Social Security Code, 2019
The Parliamentary Committee on Labour has, in its latest report, recommended that the eligibility period for gratuity payable to an employee on termination of his employment should be reduced to one year from the present provision of five years. The Committee made this recommendation in its report on Social Security Code, which has been evolved subsuming nine Central Labour laws.
- It has also recommended that this facility be extended to all kinds of employees, including contract labourers, seasonal workers, piece rate workers, fixed term employees and daily/monthly wage workers.
- The committee has stressed that there should be a robust redressal mechanism in case an employer does not pay up the dues.
- The panel has recommended that the Social Security Code should have provisions to hold the employer liable for payment of gratuity to the employees within a stipulated time frame.
- The Committee also flagged the concern that the threshold limit of 20 or more employees for EPFO registration can be used by the employers to exclude themselves from EPFO coverage. The Committee recommended that possibilities be explored to make the EPF Act applicable to all the workers, including self-employed.
- The panel has recommended that the social security code should empower the Central government to reduce the employee’s contribution to EPF in exceptional circumstances like disasters in terms of the Disaster Management Act, including pandemics, because this would enable the Government to provide relief to the affected persons in COVID-19 like pandemics.
About Code on Social Security, 2019
- Social security refers to measures to ensure access to health care and provision of income security to workers.
- The Code replaces nine laws related to social security, including the Employees’ Provident Fund Act, 1952, the Maternity Benefit Act, 1961, Payment of Gratuity Act, 1972 and the Unorganised Workers’ Social Security Act, 2008.

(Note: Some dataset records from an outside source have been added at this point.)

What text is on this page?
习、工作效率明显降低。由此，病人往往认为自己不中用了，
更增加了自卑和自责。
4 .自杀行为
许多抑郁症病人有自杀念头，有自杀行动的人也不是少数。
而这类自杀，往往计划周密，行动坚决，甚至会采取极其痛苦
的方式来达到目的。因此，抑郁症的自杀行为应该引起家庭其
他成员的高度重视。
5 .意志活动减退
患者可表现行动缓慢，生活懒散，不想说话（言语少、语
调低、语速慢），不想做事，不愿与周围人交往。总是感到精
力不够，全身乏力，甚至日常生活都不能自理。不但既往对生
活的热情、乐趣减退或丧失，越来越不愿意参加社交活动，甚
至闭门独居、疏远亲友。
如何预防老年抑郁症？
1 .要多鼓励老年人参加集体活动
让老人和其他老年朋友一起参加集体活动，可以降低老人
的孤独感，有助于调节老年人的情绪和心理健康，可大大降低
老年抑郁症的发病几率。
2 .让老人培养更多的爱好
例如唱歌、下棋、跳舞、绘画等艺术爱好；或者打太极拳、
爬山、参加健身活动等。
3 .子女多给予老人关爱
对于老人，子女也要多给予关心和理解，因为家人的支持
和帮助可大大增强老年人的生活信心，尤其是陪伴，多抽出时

- Under the Code, the central government may notify various social security schemes for the benefit of workers. These include an Employees’ Provident Fund (EPF) Scheme, an Employees’ Pension Scheme (EPS), and an Employees’ Deposit Linked Insurance (EDLI) Scheme. These may provide for a provident fund, a pension fund, and an insurance scheme, respectively. The government may also notify: (i) an Employees’ State Insurance (ESI) Scheme to provide sickness, maternity, and other benefits, (ii) gratuity to workers on completing five years of employment (or lesser than five years in certain cases such as death), (iii) maternity benefits to women employees, (iv) cess for welfare of building and construction workers, and (v) compensation to employees and their dependants in the case of occupational injury or disease.
- In addition, the central or state government may notify specific schemes for gig workers, platform workers, and unorganised workers to provide various benefits, such as life and disability cover. Gig workers refer to workers outside of the traditional employer-employee relationship. Platform workers are workers who access other organisations or individuals using online platforms and earn money by providing them with specific services. Unorganised workers include home-based and self-employed workers.
- The Code provides for the establishment of several bodies to administer the social security schemes.
- The appropriate government may appoint Inspector-cum-facilitators to inspect establishments covered by the Code, and advise employers and employees on compliance with the Code.
- The Code specifies penalties for various offences, such as: (i) the failure by an employer to pay contributions under the Code after deducting the employee’s share, punishable with imprisonment between one and three years, and fine of one lakh rupees, and (ii) falsification of reports, punishable with imprisonment of up to six months.